Unfortunately, both of these arguments miss the mark. In her statement, Ms. Morgan describes Plaintiff's difficulties with his memory and, to a limited extent, his anxiety when she is not at home. [Doc. 13-10 at 25]. Ms. Morgan also discusses the physical effects that Plaintiff's heart attack and "stroke" have had on him. Id. What she simply does not discuss, however, is when Plaintiff's disabling mental impairments began. It does not matter whether Ms. Morgan was discussing Plaintiff's condition during their entire relationship, over the last four years, or simply in 2014, because nothing in her statement is tied to a specific time period and, more importantly, she did not address the progression of Plaintiff's mental symptoms.
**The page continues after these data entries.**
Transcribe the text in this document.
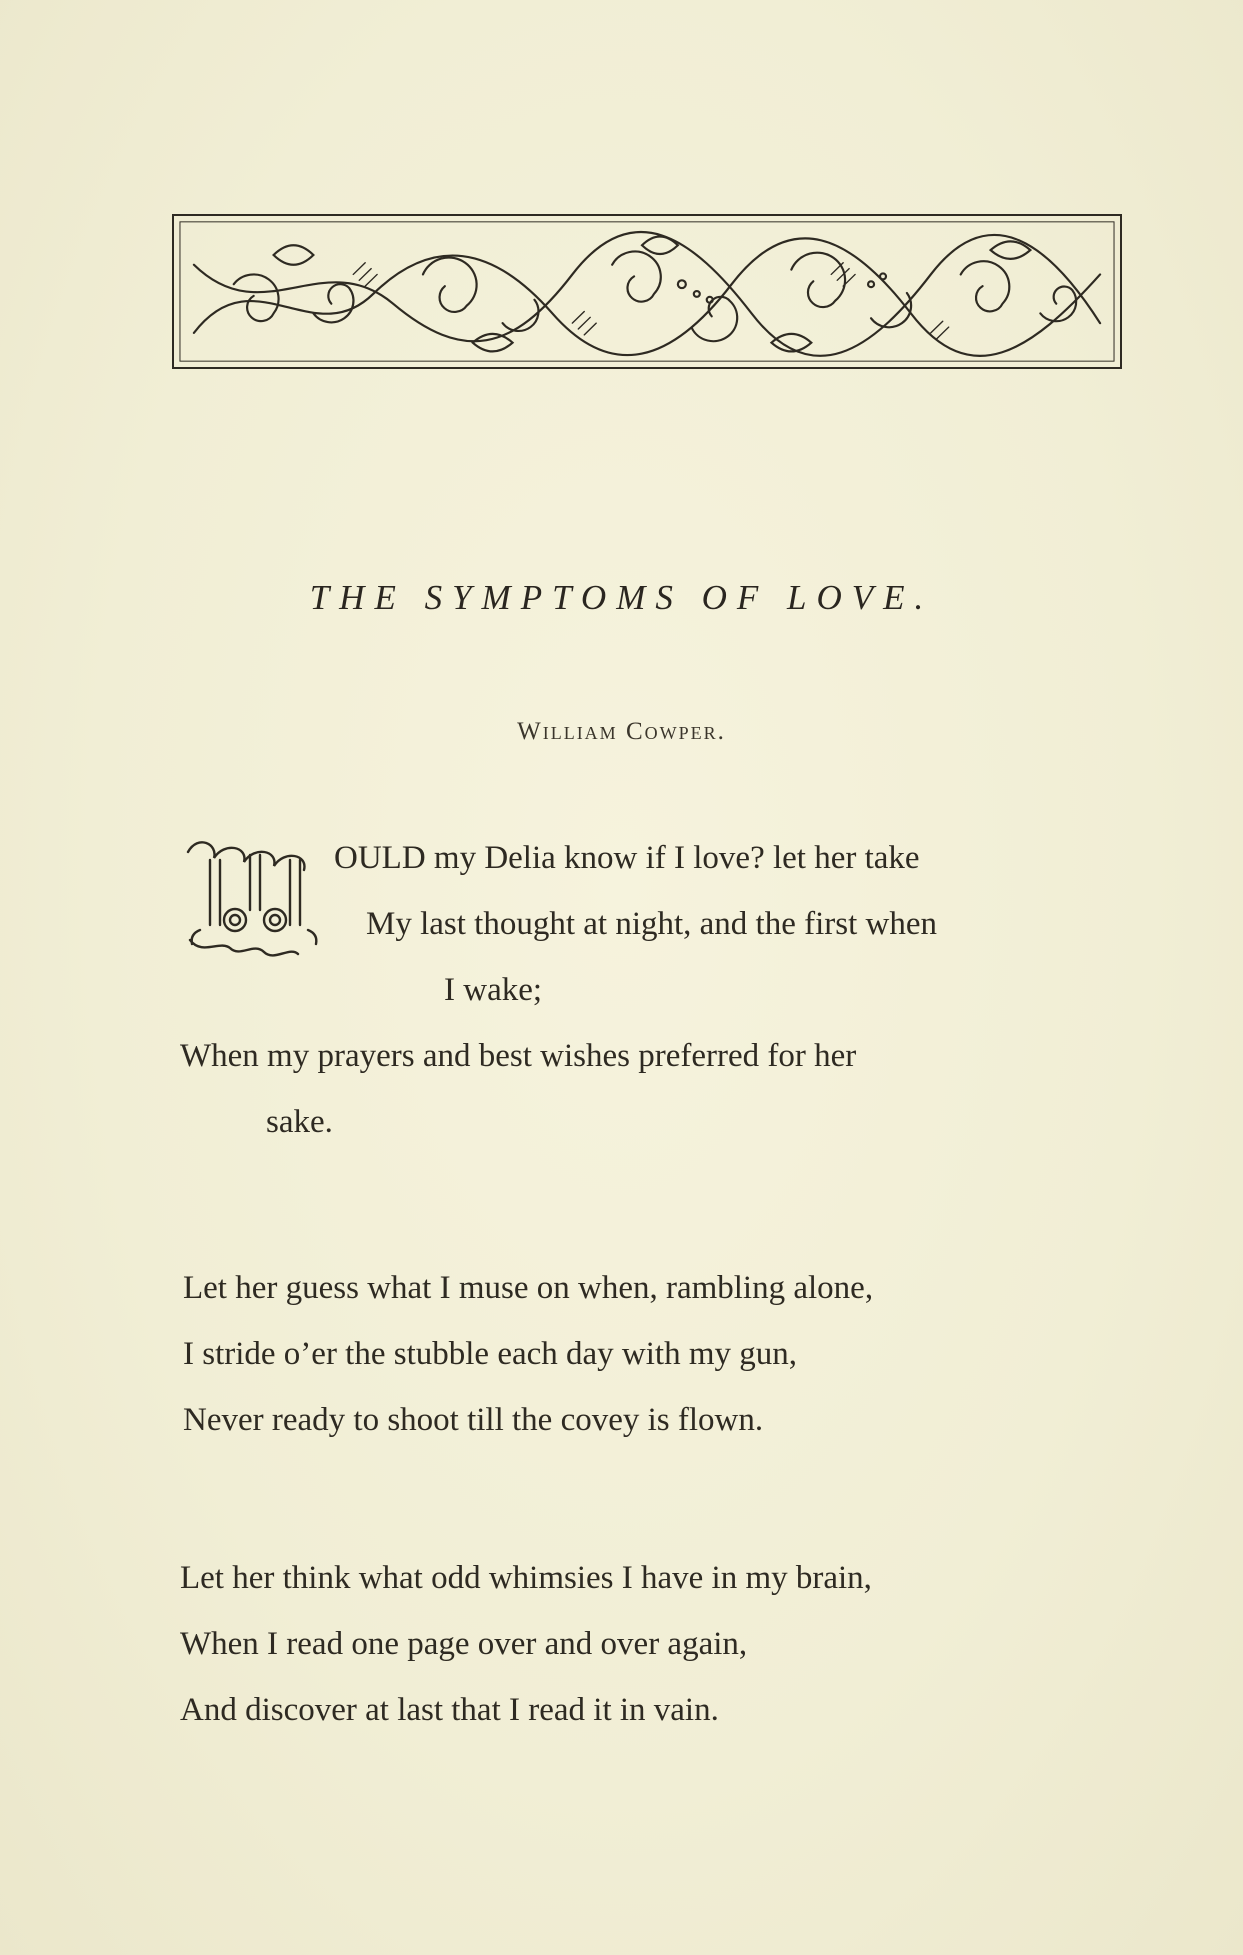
THE SYMPTOMS OF LOVE.
William Cowper.
OULD my Delia know if I love? let her take
My last thought at night, and the first when
I wake;
When my prayers and best wishes preferred for her
sake.
Let her guess what I muse on when, rambling alone,
I stride o’er the stubble each day with my gun,
Never ready to shoot till the covey is flown.
Let her think what odd whimsies I have in my brain,
When I read one page over and over again,
And discover at last that I read it in vain.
In fact, Ms. Morgan only briefly alluded to Plaintiff's anxiety at all, as she discussed primarily his memory and physical issues instead. Id. The ALJ found that Plaintiff's physical impairments were not alone disabling (Doc. 13-3 at 18), which is a determination that Plaintiff has not addressed in this appeal. Therefore, this Court finds Plaintiff's claim that the sworn statement of Ms. Morgan supports an earlier disability onset date to be without merit.